It’s a Wall Street club that’s virtually unknown on Wall Street. It has no name or official membership list, and it meets only once a year, in locations such as Switzerland’s Lake Lucerne, Connecticut’s Litchfield County, and, this year, Versailles. 

The attendees are top in-house lawyers for some of the world’s most powerful banks — people who sit at the table for decisions that can shape multibillion-dollar litigation tabs for the likes of Barclays Plc, Citigroup Inc., Goldman Sachs Group Inc., Deutsche Bank AG and JPMorgan Chase & Co.

Trianon Palace Versailles
Trianon Palace Versailles
Source: Waldorf Astoria

For this year’s meeting, in late May, the lawyers descended on Trianon Palace Versailles, a luxury hotel less than two kilometers from the palace of Louis XIV and adjacent to the royal park. 

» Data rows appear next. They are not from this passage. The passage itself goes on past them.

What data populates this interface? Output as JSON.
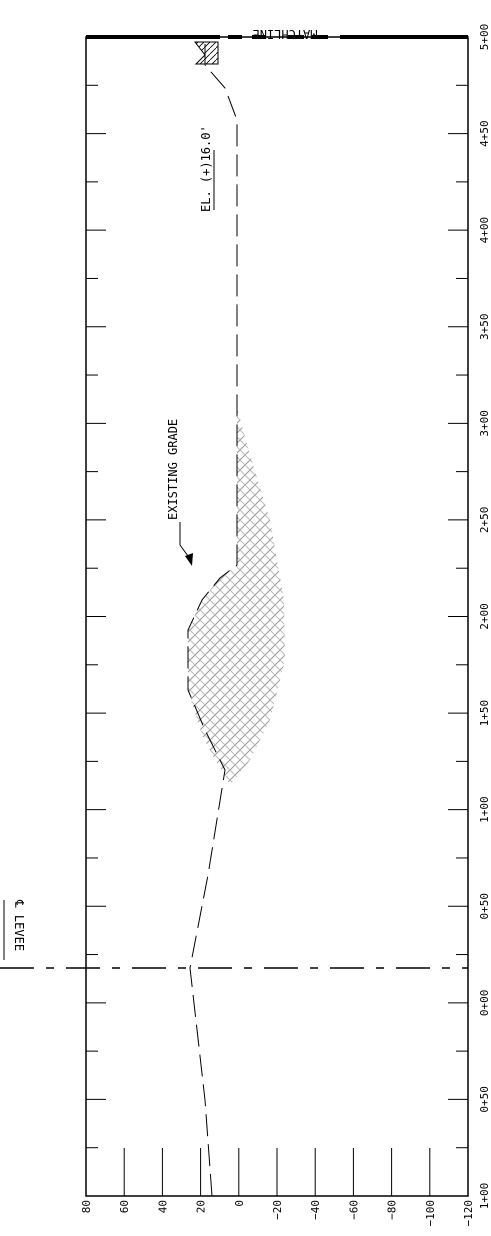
{
  "drawing": {
    "matchline_label": "MATCHLINE",
    "levee_label": "℄ LEVEE",
    "elevation_label": "EL. (+)16.0'",
    "existing_grade_label": "EXISTING GRADE"
  },
  "chart_data": {
    "type": "profile",
    "station_axis": {
      "labels": [
        "5+00",
        "4+50",
        "4+00",
        "3+50",
        "3+00",
        "2+50",
        "2+00",
        "1+50",
        "1+00",
        "0+50",
        "0+00",
        "0+50",
        "1+00"
      ],
      "range_ft": [
        500,
        -100
      ]
    },
    "elevation_axis": {
      "labels": [
        "80",
        "60",
        "40",
        "20",
        "0",
        "-20",
        "-40",
        "-60",
        "-80",
        "-100",
        "-120"
      ],
      "range_ft": [
        80,
        -120
      ]
    },
    "existing_grade": [
      {
        "station": -100,
        "elevation": 12
      },
      {
        "station": 0,
        "elevation": 25
      },
      {
        "station": 50,
        "elevation": 17
      },
      {
        "station": 100,
        "elevation": 10
      },
      {
        "station": 150,
        "elevation": 25
      },
      {
        "station": 190,
        "elevation": 25
      },
      {
        "station": 220,
        "elevation": 3
      },
      {
        "station": 450,
        "elevation": 3
      },
      {
        "station": 480,
        "elevation": 17
      },
      {
        "station": 500,
        "elevation": 17
      }
    ],
    "cut_fill_section": [
      {
        "station": 100,
        "elevation": 0
      },
      {
        "station": 150,
        "elevation": -22
      },
      {
        "station": 200,
        "elevation": -27
      },
      {
        "station": 250,
        "elevation": -22
      },
      {
        "station": 290,
        "elevation": -2
      }
    ],
    "elevation_reference_ft": 16.0,
    "levee_centerline_station": 0
  }
}
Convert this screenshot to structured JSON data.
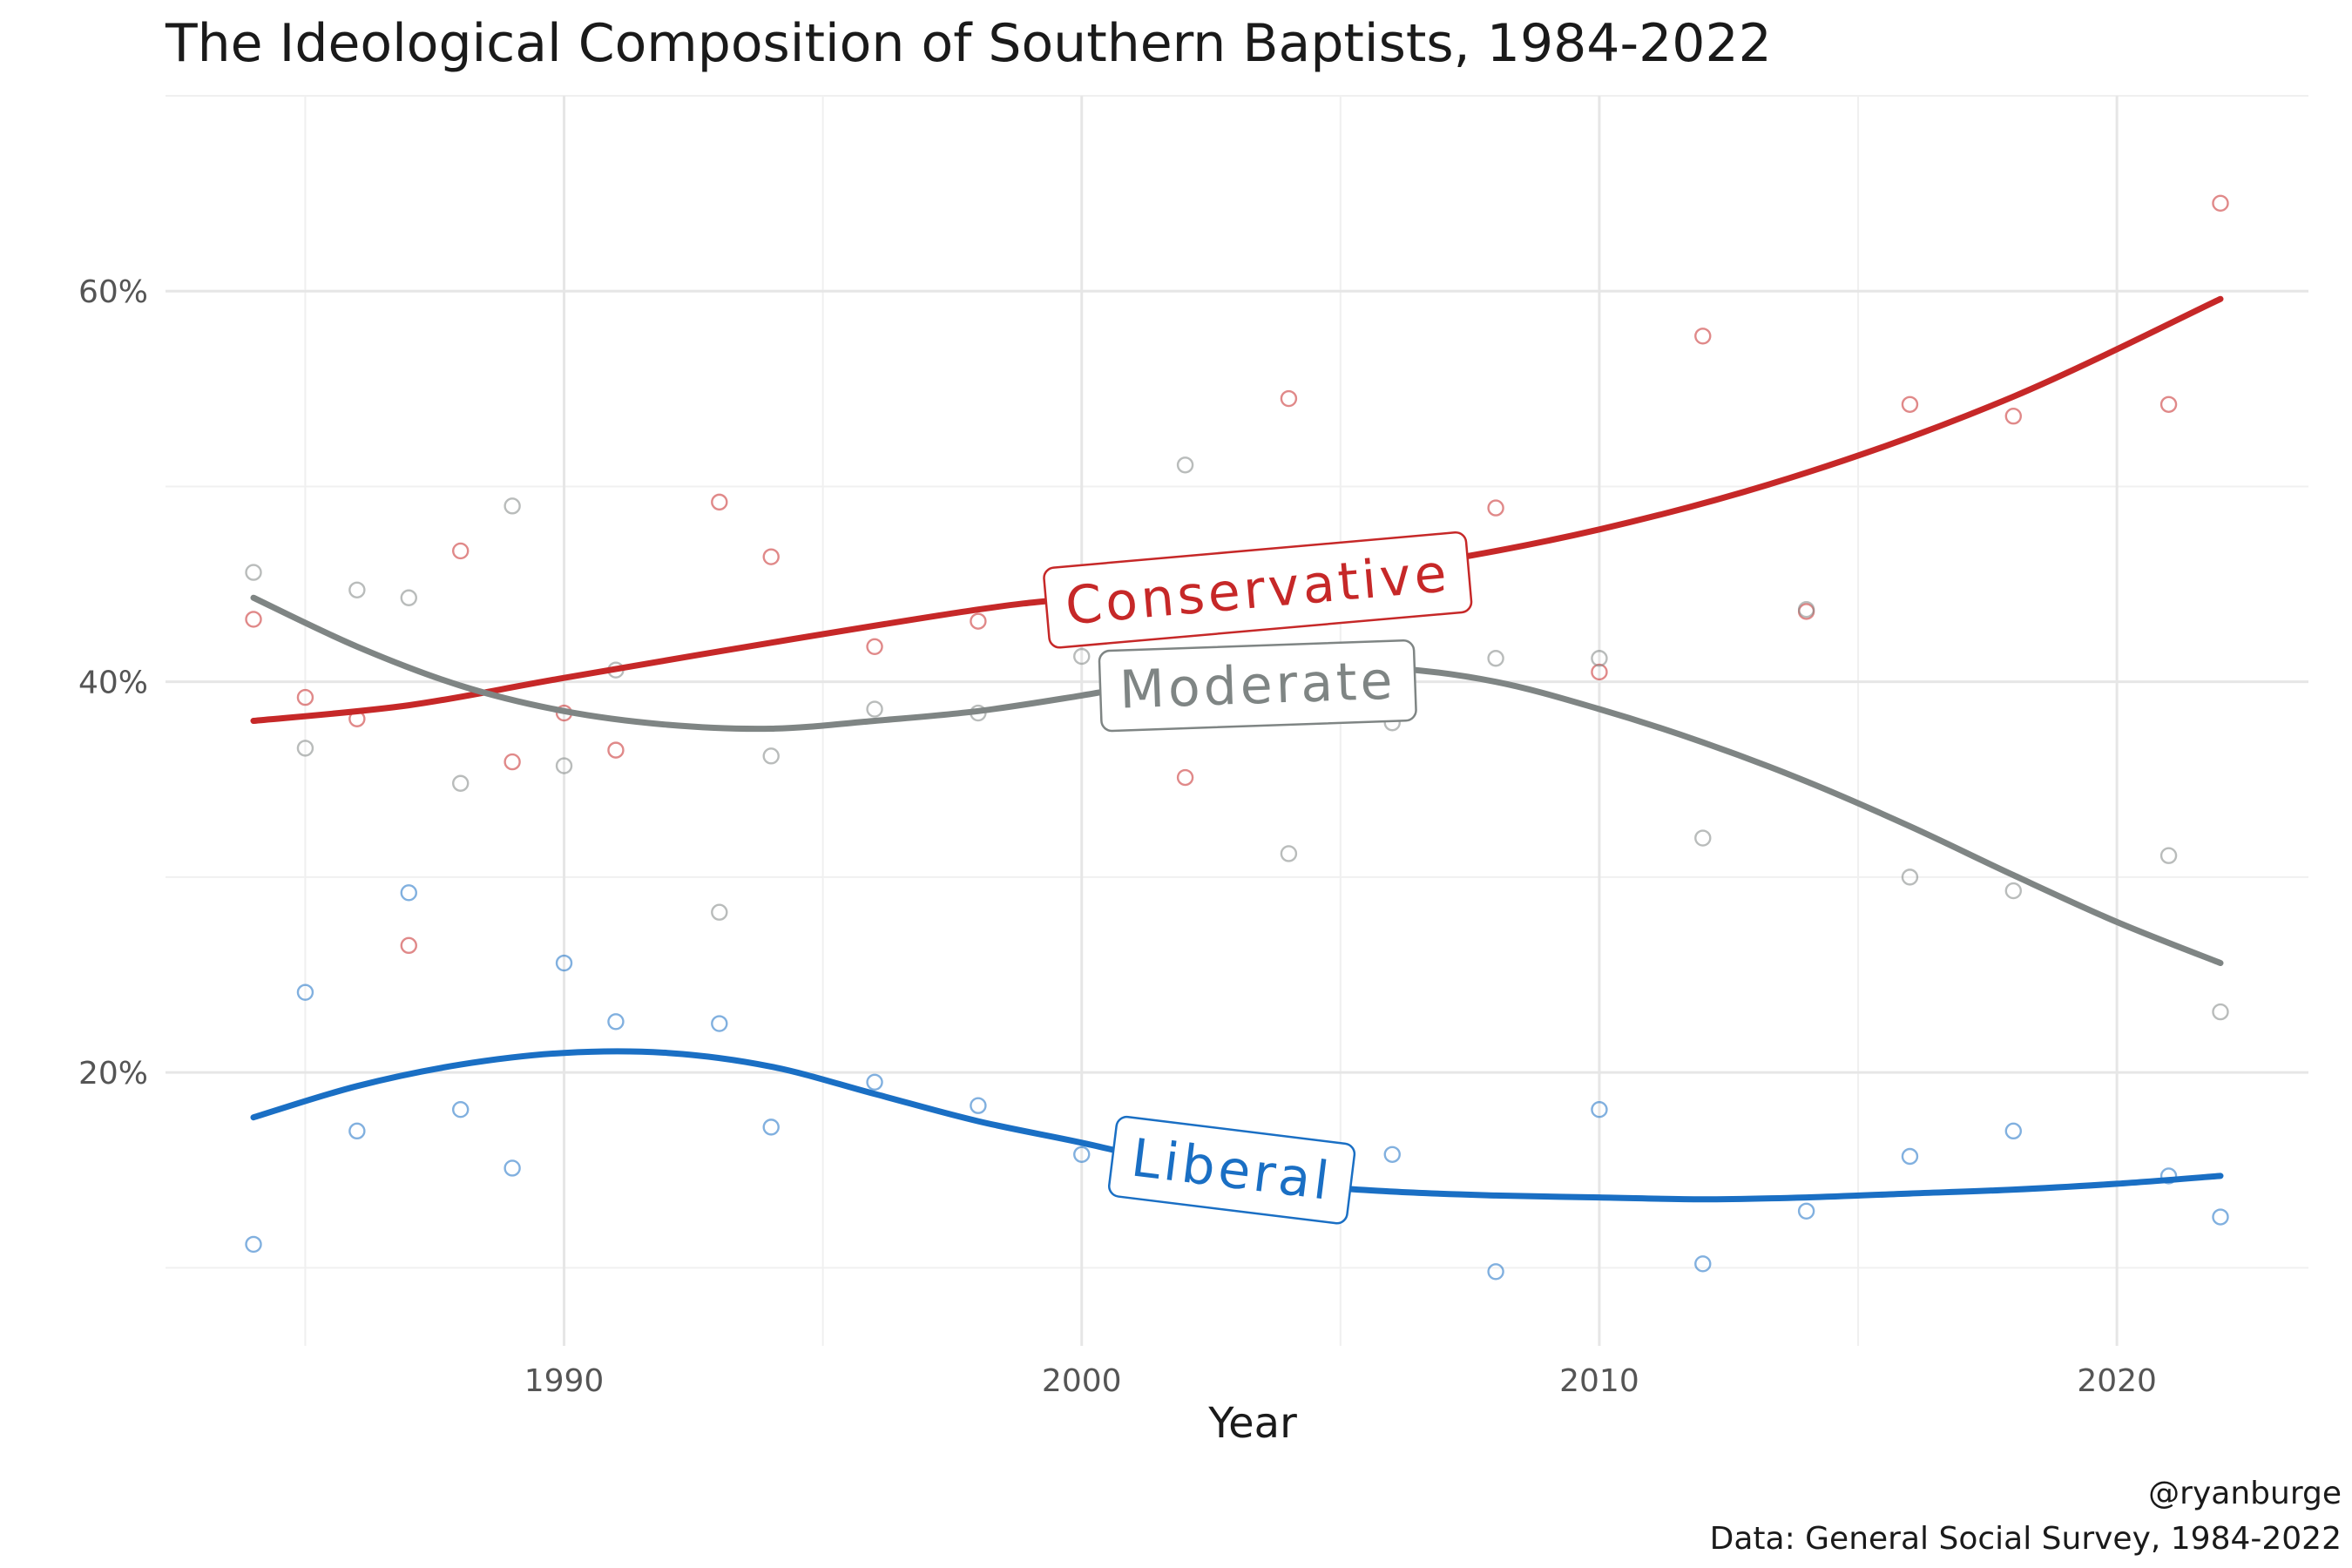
{
  "chart_data": {
    "type": "scatter",
    "title": "The Ideological Composition of Southern Baptists, 1984-2022",
    "xlabel": "Year",
    "ylabel": "",
    "xlim": [
      1982.3,
      2023.7
    ],
    "ylim": [
      0.06,
      0.7
    ],
    "x_ticks": [
      1990,
      2000,
      2010,
      2020
    ],
    "x_tick_labels": [
      "1990",
      "2000",
      "2010",
      "2020"
    ],
    "y_ticks": [
      0.2,
      0.4,
      0.6
    ],
    "y_tick_labels": [
      "20%",
      "40%",
      "60%"
    ],
    "grid": true,
    "caption": [
      "@ryanburge",
      "Data: General Social Survey, 1984-2022"
    ],
    "series": [
      {
        "name": "Conservative",
        "color": "#c62828",
        "points": [
          [
            1984,
            0.432
          ],
          [
            1985,
            0.392
          ],
          [
            1986,
            0.381
          ],
          [
            1987,
            0.265
          ],
          [
            1988,
            0.467
          ],
          [
            1989,
            0.359
          ],
          [
            1990,
            0.384
          ],
          [
            1991,
            0.365
          ],
          [
            1993,
            0.492
          ],
          [
            1994,
            0.464
          ],
          [
            1996,
            0.418
          ],
          [
            1998,
            0.431
          ],
          [
            2002,
            0.351
          ],
          [
            2004,
            0.545
          ],
          [
            2008,
            0.489
          ],
          [
            2010,
            0.405
          ],
          [
            2012,
            0.577
          ],
          [
            2014,
            0.436
          ],
          [
            2016,
            0.542
          ],
          [
            2018,
            0.536
          ],
          [
            2021,
            0.542
          ],
          [
            2022,
            0.645
          ]
        ],
        "trend": [
          [
            1984,
            0.38
          ],
          [
            1987,
            0.388
          ],
          [
            1990,
            0.402
          ],
          [
            1994,
            0.42
          ],
          [
            1998,
            0.437
          ],
          [
            2000,
            0.443
          ],
          [
            2003,
            0.45
          ],
          [
            2006,
            0.458
          ],
          [
            2010,
            0.478
          ],
          [
            2014,
            0.507
          ],
          [
            2018,
            0.546
          ],
          [
            2022,
            0.596
          ]
        ]
      },
      {
        "name": "Moderate",
        "color": "#7f8584",
        "points": [
          [
            1984,
            0.456
          ],
          [
            1985,
            0.366
          ],
          [
            1986,
            0.447
          ],
          [
            1987,
            0.443
          ],
          [
            1988,
            0.348
          ],
          [
            1989,
            0.49
          ],
          [
            1990,
            0.357
          ],
          [
            1991,
            0.406
          ],
          [
            1993,
            0.282
          ],
          [
            1994,
            0.362
          ],
          [
            1996,
            0.386
          ],
          [
            1998,
            0.384
          ],
          [
            2000,
            0.413
          ],
          [
            2002,
            0.511
          ],
          [
            2004,
            0.312
          ],
          [
            2006,
            0.379
          ],
          [
            2008,
            0.412
          ],
          [
            2010,
            0.412
          ],
          [
            2012,
            0.32
          ],
          [
            2014,
            0.437
          ],
          [
            2016,
            0.3
          ],
          [
            2018,
            0.293
          ],
          [
            2021,
            0.311
          ],
          [
            2022,
            0.231
          ]
        ],
        "trend": [
          [
            1984,
            0.443
          ],
          [
            1986,
            0.418
          ],
          [
            1988,
            0.398
          ],
          [
            1990,
            0.385
          ],
          [
            1992,
            0.378
          ],
          [
            1994,
            0.376
          ],
          [
            1996,
            0.38
          ],
          [
            1998,
            0.385
          ],
          [
            2000,
            0.393
          ],
          [
            2002,
            0.402
          ],
          [
            2004,
            0.407
          ],
          [
            2006,
            0.407
          ],
          [
            2008,
            0.4
          ],
          [
            2010,
            0.386
          ],
          [
            2012,
            0.369
          ],
          [
            2014,
            0.349
          ],
          [
            2016,
            0.326
          ],
          [
            2018,
            0.301
          ],
          [
            2020,
            0.277
          ],
          [
            2022,
            0.256
          ]
        ]
      },
      {
        "name": "Liberal",
        "color": "#1a6fc4",
        "points": [
          [
            1984,
            0.112
          ],
          [
            1985,
            0.241
          ],
          [
            1986,
            0.17
          ],
          [
            1987,
            0.292
          ],
          [
            1988,
            0.181
          ],
          [
            1989,
            0.151
          ],
          [
            1990,
            0.256
          ],
          [
            1991,
            0.226
          ],
          [
            1993,
            0.225
          ],
          [
            1994,
            0.172
          ],
          [
            1996,
            0.195
          ],
          [
            1998,
            0.183
          ],
          [
            2000,
            0.158
          ],
          [
            2006,
            0.158
          ],
          [
            2008,
            0.098
          ],
          [
            2010,
            0.181
          ],
          [
            2012,
            0.102
          ],
          [
            2014,
            0.129
          ],
          [
            2016,
            0.157
          ],
          [
            2018,
            0.17
          ],
          [
            2021,
            0.147
          ],
          [
            2022,
            0.126
          ]
        ],
        "trend": [
          [
            1984,
            0.177
          ],
          [
            1986,
            0.193
          ],
          [
            1988,
            0.204
          ],
          [
            1990,
            0.21
          ],
          [
            1992,
            0.21
          ],
          [
            1994,
            0.203
          ],
          [
            1996,
            0.189
          ],
          [
            1998,
            0.175
          ],
          [
            2000,
            0.164
          ],
          [
            2002,
            0.152
          ],
          [
            2004,
            0.143
          ],
          [
            2006,
            0.139
          ],
          [
            2008,
            0.137
          ],
          [
            2010,
            0.136
          ],
          [
            2012,
            0.135
          ],
          [
            2014,
            0.136
          ],
          [
            2016,
            0.138
          ],
          [
            2018,
            0.14
          ],
          [
            2020,
            0.143
          ],
          [
            2022,
            0.147
          ]
        ]
      }
    ],
    "series_labels": [
      {
        "series": "Conservative",
        "text": "Conservative",
        "x": 2003.4,
        "y": 0.447,
        "angle": -5
      },
      {
        "series": "Moderate",
        "text": "Moderate",
        "x": 2003.4,
        "y": 0.398,
        "angle": -2
      },
      {
        "series": "Liberal",
        "text": "Liberal",
        "x": 2002.9,
        "y": 0.15,
        "angle": 7
      }
    ]
  }
}
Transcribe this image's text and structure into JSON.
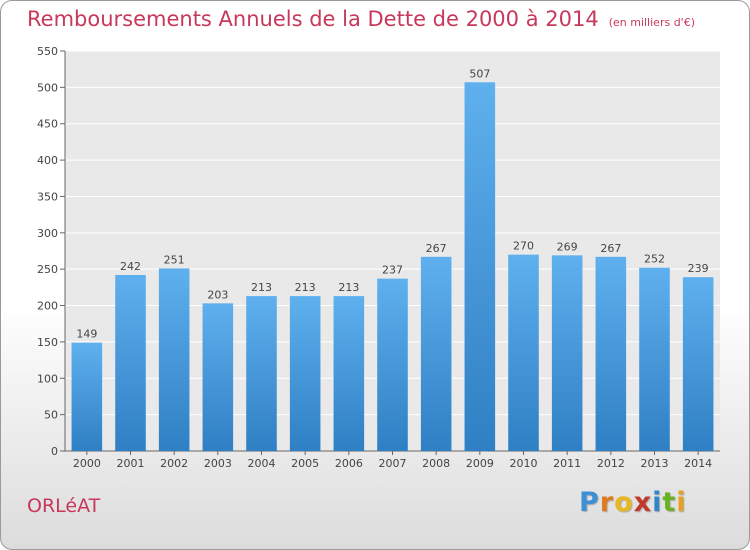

The gatherings, which were described by several people familiar with them who asked not to be identified, tend to feature discussions of nuts-and-bolts issues such as managing relationships with the board and whether compliance personnel should receive stock incentives.

Sticking Together

This year, according to two of the people, some attendees arrived at the marble and gilded hotel primed to focus on a common scourge: class-action lawyers who seek billions of dollars from top banks for alleged market manipulations and related bad behavior. Eric Grossman, chief legal officer at Morgan Stanley, implored his confederates to hang together and resist the temptation to settle quickly.

Months before, Citigroup Inc.’s general counsel, Rohan Weerasinghe, had made a decision that essentially forced several of the world’s biggest banks to pay a total of $1.9 billion to settle a class action over credit-default swaps. Investors, including the Los Angeles County Employees Retirement Association, claimed the banks had worked together to limit competition in the market, allowing them to earn extra profits. 

When multiple banks are sued in a class action, it’s common for them to share information and coordinate their defenses. But after years of practice, class-action lawyers have figured out a way to fracture these alliances. They reach a settlement with one bank, then ratchet up pressure on the others. Each bank knows that the last to settle will probably pay the heftiest price. That’s because of a legal theory called joint and several liability, in which a company found in court to be even partially to blame can end up on the hook for all the damages. 

In the swaps case, Citigroup broke first, agreeing in the summer of 2015 to pay $60 million. Others followed, with JPMorgan Chase & Co. settling last for $595 million. Looming over the banks was the possibility of an antitrust investigation of the swaps market by the European Union, which could have uncovered evidence that would then be available to the class-action plaintiffs. In the end, the EU closed its case, so the banks might have been better off waiting. 

Avoiding Criticism

Citigroup’s decision to settle highlighted the need for a conversation on the matter, according to the people familiar with the May meeting. Weerasinghe was there, but in keeping with the group’s collegial atmosphere, there was no direct criticism of him for deciding to cut a deal, the people familiar with the event say. 

“They realize they are stronger when they stick together than when they splinter,” says Dan Brockett of Quinn Emanuel Urquhart & Sullivan, a lead plaintiffs’ attorney in the swaps case. “But each general counsel has a fiduciary duty. Each bank will act in its own interest.”

The annual gathering, whose existence hasn’t previously been reported, is the brainchild of lawyer Robert Mundheim. A general counsel for the U.S. Department of the Treasury in the 1970s, Mundheim went on to become a dean at the University of Pennsylvania Law School, then general counsel for the former Salomon Smith Barney in the 1990s. He’s now with the firm Shearman & Sterling and has been hired by independent directors of Wells Fargo to investigate the bank’s retail sales practices and other matters.